Keeping Tabs on the Infrastructure, Wirelessly
This sensor is one of many that constantly analyze factors like vibration, wind and humidity.
The long spans and slender cables of the Jindo Bridge in South Korea are dotted with a small army of electronic sentinels — tiny wireless sensors and microprocessors that monitor the bridge’s structural health. The network constantly analyzes factors like vibration, wind and humidity, and promptly reports anomalies to a computer that then passes along the news. (As of last week, the bridge said it was just fine.)
Wireless systems like the Jindo Bridge network, a prototype now in its third year of testing, won’t replace human monitoring. But the data collected by the network can help bridge owners make informed decisions, said John W. Wallace, a professor of civil and environmental engineering at the University of California, Los Angeles, and director of the structural/earthquake engineering research lab there.
Traditionally, most systems that monitor structures’ responses to earthquakes or strong winds have been wired ones. But wireless alerts may one day be an alternative.
“Wired monitoring systems are expensive,” said Dr. Jerome P. Lynch, director of the Laboratory for Intelligent Structural Technology and an associate professor at the University of Michigan. “You have to route kilometers of wire for power and data.”

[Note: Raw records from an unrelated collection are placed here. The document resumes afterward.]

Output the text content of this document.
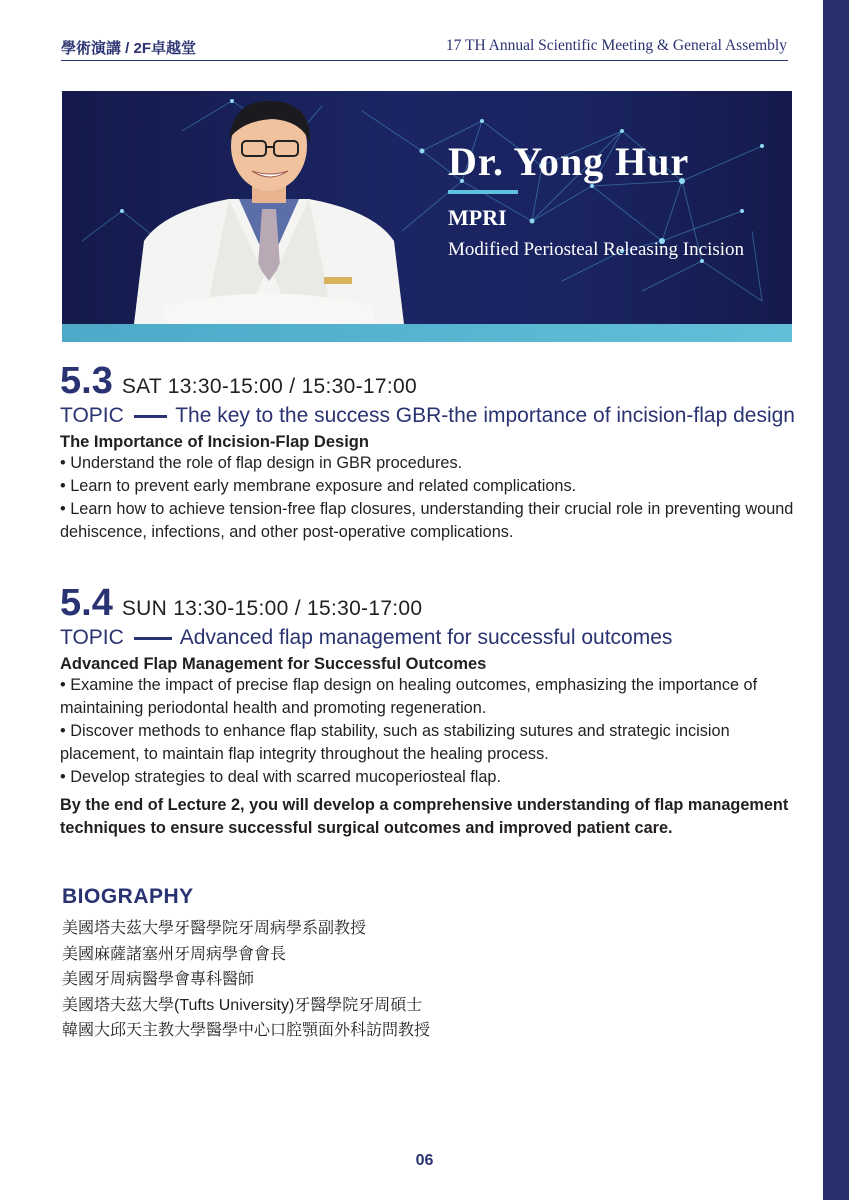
學術演講 / 2F卓越堂	17 TH Annual Scientific Meeting & General Assembly
Dr. Yong Hur
MPRI
Modified Periosteal Releasing Incision
5.3 SAT 13:30-15:00 / 15:30-17:00
TOPIC The key to the success GBR-the importance of incision-flap design
The Importance of Incision-Flap Design

• Understand the role of flap design in GBR procedures.

• Learn to prevent early membrane exposure and related complications.

• Learn how to achieve tension-free flap closures, understanding their crucial role in preventing wound dehiscence, infections, and other post-operative complications.

5.4 SUN 13:30-15:00 / 15:30-17:00
TOPIC	Advanced flap management for successful outcomes
Advanced Flap Management for Successful Outcomes

• Examine the impact of precise flap design on healing outcomes, emphasizing the importance of maintaining periodontal health and promoting regeneration.

• Discover methods to enhance flap stability, such as stabilizing sutures and strategic incision placement, to maintain flap integrity throughout the healing process.

• Develop strategies to deal with scarred mucoperiosteal flap.

By the end of Lecture 2, you will develop a comprehensive understanding of flap management techniques to ensure successful surgical outcomes and improved patient care.
BIOGRAPHY
美國塔夫茲大學牙醫學院牙周病學系副教授
美國麻薩諸塞州牙周病學會會長
美國牙周病醫學會專科醫師
美國塔夫茲大學(Tufts University)牙醫學院牙周碩士
韓國大邱天主教大學醫學中心口腔顎面外科訪問教授
06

The wireless systems may also be attractive because of their sophisticated power-management software, which improves battery performance, he said. Sensors can also extend battery life by harvesting power from the sun and the wind — and even from vibrations.
The Jindo Bridge network has 663 wireless sensors, each providing a channel of information at an installation cost of about $100, far less than the thousands of dollars typically needed to install each wired channel, said Dr. B.F. Spencer Jr., a professor of civil and environmental engineering at the University of Illinois at Urbana-Champaign. Dr. Spencer directs the American-based arm of the bridge project, which also includes the University of Tokyo and the Korean Advanced Institute of Science and Technology. Batteries on the bridge network are expected to last about three years before they need replacement.
Mark Sinclair, an engineer at Degenkolb Engineers in San Francisco who has worked on several wired monitoring systems in buildings, said the wireless systems could find some use after an earthquake, for example, to confirm a lack of damage to a structure.
But Mr. Sinclair is skeptical of their general deployment for alerts. Unlike their wired counterparts, “wireless systems don’t have a proven track record yet,” he said.
“I don’t know about your wireless signal,” he said, referring to telephone service, “but mine is chronically unreliable.”
The Jindo network has built-in features to provide backup, Dr. Spencer said. “We’ve developed reliable algorithms to make sure we get the data we need from the sensors,” he said. “We store the data locally. If wireless data is interrupted, we can resend it.”
Dr. Jennifer A Rice, an assistant professor of civil and environmental engineering at Texas Tech in Lubbock, worked on the Jindo project when she was a doctoral student under Dr. Spencer. She and her group devised much of the software that conserves power on the network. Instead of having the radios constantly beaming information and using power, the software wakes up sensors for a few minutes so they can collect and analyze data, then switches on the radio to transmit it.
In the future, sensing technologies may add to the scope of wireless monitoring of the infrastructure. At Princeton University, Dr. Sigurd Wagner, a professor of electrical engineering, has developed a sensing skin made of rippled rubber that can be stretched like a membrane across a steel plate. The skin is covered with a coating that, depending on the initial wavelength of the wavy grating, might emit orange light when an ultraviolet laser shines on it. But when a crack develops — even one that’s imperceptible to the eye — the coating stretches, and the color of the light it emits changes to red. That signals trouble.
OTHER researchers are also working on structural skins so that engineers can help track the health of buildings. Professor Lynch is developing a sensor skin of carbon nanotubes and polymer that can be used as a coating to help map strain or, with a slightly different chemistry, to measure corrosion in pipelines, aircraft or a whole host of structures, he said.